AI-Powered Chat Interface: Users can query data in natural language and receive responses in DESCRIPTIVE formats (actual data table, SQL Code, explanations, visualizations).

Infrastructure: Hosted on AWS for scalability and security. (AWS EC2, Bedrock Agents, Knowledge Base, Flow, Application Load Balancer)
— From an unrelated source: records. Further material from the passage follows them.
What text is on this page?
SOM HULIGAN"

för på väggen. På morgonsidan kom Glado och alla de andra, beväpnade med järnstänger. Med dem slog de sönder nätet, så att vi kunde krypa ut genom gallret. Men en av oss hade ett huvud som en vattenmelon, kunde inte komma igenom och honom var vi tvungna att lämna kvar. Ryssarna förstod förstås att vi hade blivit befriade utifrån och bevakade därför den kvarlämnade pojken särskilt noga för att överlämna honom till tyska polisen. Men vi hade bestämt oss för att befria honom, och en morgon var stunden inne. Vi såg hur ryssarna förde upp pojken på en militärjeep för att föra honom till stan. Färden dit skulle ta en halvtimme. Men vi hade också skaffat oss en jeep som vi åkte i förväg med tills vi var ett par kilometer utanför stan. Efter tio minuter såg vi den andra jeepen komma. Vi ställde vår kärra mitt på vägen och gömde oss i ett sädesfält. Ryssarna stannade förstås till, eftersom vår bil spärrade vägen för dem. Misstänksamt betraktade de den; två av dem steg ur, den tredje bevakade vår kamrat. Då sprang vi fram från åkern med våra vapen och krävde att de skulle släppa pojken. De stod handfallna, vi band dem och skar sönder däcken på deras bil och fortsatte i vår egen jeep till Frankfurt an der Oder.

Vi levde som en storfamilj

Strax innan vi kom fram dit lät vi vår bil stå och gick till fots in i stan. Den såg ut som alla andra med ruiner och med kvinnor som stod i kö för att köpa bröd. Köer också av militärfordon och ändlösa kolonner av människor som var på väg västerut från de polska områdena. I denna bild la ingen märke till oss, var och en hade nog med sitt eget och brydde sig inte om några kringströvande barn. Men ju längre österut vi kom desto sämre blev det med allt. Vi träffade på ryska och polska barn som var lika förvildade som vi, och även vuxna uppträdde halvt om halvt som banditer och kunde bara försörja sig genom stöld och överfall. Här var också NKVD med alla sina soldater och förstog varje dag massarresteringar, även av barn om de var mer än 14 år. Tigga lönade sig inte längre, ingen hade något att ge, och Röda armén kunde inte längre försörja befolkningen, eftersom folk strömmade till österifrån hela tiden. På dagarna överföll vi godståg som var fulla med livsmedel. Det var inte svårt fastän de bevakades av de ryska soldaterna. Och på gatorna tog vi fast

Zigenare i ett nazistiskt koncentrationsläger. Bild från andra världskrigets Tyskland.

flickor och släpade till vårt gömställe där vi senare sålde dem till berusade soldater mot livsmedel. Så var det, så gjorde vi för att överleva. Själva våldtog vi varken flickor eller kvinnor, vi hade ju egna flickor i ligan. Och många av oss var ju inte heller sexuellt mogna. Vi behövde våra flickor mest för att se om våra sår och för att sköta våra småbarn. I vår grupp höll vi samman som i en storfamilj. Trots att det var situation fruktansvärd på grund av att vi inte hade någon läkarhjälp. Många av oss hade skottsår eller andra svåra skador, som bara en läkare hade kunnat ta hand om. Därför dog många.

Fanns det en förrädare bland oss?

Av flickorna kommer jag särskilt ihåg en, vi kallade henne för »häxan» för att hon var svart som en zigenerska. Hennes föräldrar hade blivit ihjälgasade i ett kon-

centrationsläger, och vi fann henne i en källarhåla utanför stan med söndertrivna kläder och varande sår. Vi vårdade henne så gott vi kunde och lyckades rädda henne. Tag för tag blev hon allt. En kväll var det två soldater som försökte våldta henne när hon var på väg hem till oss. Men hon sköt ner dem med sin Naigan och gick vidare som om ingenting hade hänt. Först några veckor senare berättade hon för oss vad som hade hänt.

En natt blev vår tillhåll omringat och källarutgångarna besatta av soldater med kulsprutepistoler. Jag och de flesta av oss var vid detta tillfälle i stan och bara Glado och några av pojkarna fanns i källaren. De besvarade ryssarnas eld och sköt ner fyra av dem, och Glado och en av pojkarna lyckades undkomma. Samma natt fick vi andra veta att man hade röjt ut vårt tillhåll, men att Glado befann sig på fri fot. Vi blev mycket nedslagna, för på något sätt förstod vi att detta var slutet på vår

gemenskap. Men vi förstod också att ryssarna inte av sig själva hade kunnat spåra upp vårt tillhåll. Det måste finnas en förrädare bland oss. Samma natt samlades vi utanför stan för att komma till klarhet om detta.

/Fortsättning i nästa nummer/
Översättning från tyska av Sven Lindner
Role-Based Personalization: Tailored insights for leadership teams (descriptive analytics) and data teams (SQL and visualization-based responses). (Python FastAPI for backend logic)

Architecture

  • User Interaction Layer 
    React UI application hosted on an EC2 instance for user authentication and query input/output 
    Integration with Microsoft Teams Bot for seamless collaboration (Azure Bot Services) 
  • Natural Language Query Processing 
    Converts user queries into structured formats – Dataframes, SQL Query, and Graph Dimensions. 
    Also explains the reason behind reaching a conclusion of choosing that SQL query. 
  • Metadata Management & Data Access 
    Metadata stored in DynamoDB for user access control 
    Schema replica maintained in S3 & RDS with metadata enrichment 
    Lambda function and API Gateway trigger schema crawling and updates 
  • SQL Query Processing & AI-Powered Insights 
    SQL Retriever Query Engine powered by Claude 3.5 Sonnet (Hosted on AWS BEDROCK) for AI-driven SQL generation 
    Persona-based filtering ensures tailored responses for different users 
    Business context-aware query processing for accurate insights 
  • User Access & Security 
    Access Filter and User Query Clean module on EC2 for secure role-based access 
    Logs maintained for tracking user interactions and data requests 
  • Collaboration & Chat History 
    Chat history stored in AWS Memory DB for future and QUICK reference 
    Microsoft Bot Framework enables adaptive card responses for visualization, tables, SQL (Azure Bot Services) and explanations. 
  • Client SQL Server Integration 
    Secure connection to the Client SQL Server for structured data retrieval 
    Ensures seamless data access while maintaining compliance 

Outcomes

80%
Faster Decision Making: Executives were able to use the insights much faster.
2%
Improved CSAT: Top clients started using the product much more.
50 Mn
New Pipeline: Added within 3 months of AI agent going live.